GMOインターネットとテックビューロは2016年2月1日、両社が同日に業務提携し、テックビューロが開発するプライベートブロックチェーンソフト「mijin」を基盤とするゲーム用バックエンドエンジンを共同で開発すると発表した。ゲーム内通貨の決済、アイテムの所有権移行、進行フラグの保存・照会といったオンラインゲームの基本機能をブロックチェーン技術で実現する。

 両社はブロックチェーン技術の導入により、ゲーム用バックエンドシステムの運用コストを半分以下に圧縮できると見込む。開発したエンジンはゲームアプリ専用クラウドサービス「GMOアプリクラウド」でPaaS(プラットフォーム・アズ・ア・サービス)として販売する。

 両社によれば、ゲーム用バックエンドエンジンにブロックチェーンを応用する利点は二つあるという。一つは、システムが侵入を受けるなどして、ゲーム内のパラメータを不正に操作される「チート行為」を防ぎやすくなる点だ。

 一般的なデータベース(DB)は、サーバーの管理者権限を奪取されればデータを容易に改ざんできてしまう。これに対してブロックチェーン技術を使ったDBの場合、個々のデータ項目について、その項目とひも付く秘密鍵なしにはデータを変更できない。その点でブロックチェーンは「全てのデータ項目に対し、個別にアクセス権限が付与されたDB」ともいえる。このため、攻撃者はサーバーの侵入と合わせて対応する秘密鍵も探し出さない限り、データは改ざんできない。

 さらに、ゲーム内の通貨やアイテムなどは、ビットコインのような暗号通貨同様、勝手に総量を増減できないよう設定することで、改ざんを困難にできる。例えばゲーム運営者用アカウントに大量の通貨やアイテムをセットし、ゲームの進行に従って通貨やアイテムをユーザーに譲渡するイメージとなる。この場合、「アイテム数を0から99に書き換える」などの改ざんは、ゲーム運用者の秘密鍵を奪取しない限り困難になる。プロトコルの設計によっては、ゲーム進行上あり得ないフラグ変更を自動的に排除することもできる。

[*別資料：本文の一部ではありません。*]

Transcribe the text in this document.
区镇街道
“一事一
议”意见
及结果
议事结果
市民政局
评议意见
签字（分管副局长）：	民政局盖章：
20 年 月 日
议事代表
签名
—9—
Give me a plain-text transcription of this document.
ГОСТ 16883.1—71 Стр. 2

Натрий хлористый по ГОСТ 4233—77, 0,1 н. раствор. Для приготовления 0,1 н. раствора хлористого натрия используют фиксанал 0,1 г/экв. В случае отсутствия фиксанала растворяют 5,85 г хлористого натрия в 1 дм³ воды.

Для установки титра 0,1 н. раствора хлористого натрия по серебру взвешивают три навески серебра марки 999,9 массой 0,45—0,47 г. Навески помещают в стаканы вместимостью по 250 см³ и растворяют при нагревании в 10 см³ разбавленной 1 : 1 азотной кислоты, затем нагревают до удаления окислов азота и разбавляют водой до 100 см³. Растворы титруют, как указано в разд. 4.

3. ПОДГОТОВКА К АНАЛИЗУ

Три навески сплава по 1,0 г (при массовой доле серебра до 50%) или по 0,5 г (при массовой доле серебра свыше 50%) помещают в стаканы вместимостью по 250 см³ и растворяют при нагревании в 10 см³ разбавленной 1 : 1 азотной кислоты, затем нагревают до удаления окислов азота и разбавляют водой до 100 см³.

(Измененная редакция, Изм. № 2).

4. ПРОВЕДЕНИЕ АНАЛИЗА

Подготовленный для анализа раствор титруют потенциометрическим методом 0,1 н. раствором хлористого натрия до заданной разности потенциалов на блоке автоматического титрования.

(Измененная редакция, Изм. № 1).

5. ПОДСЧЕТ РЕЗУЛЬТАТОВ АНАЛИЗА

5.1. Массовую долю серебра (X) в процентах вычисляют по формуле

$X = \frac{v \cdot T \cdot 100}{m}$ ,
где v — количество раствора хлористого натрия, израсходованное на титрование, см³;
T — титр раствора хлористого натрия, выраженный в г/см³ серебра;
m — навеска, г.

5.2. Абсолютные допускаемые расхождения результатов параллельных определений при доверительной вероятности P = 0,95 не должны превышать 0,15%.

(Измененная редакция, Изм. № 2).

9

 ブロックチェーン技術を採用するもう一つの利点は、突然のアクセス急増でシステムの処理容量を超過した場合でも、システムのダウンを回避しやすくなる点だという。データの書き込み要求がシステムの処理能力を超過した場合でも、P2Pネットワークを構成する個々のノード(サーバー)が、書き込み要求を一時保管するメッセージキューの役割を果たす。このため、元帳となるブロックチェーンへの反映が遅延するだけで、システム自体はダウンしにくくなる。突発的なアクセス増に備えて高価なサーバーを用意せずに済む分、コストを削減できるという。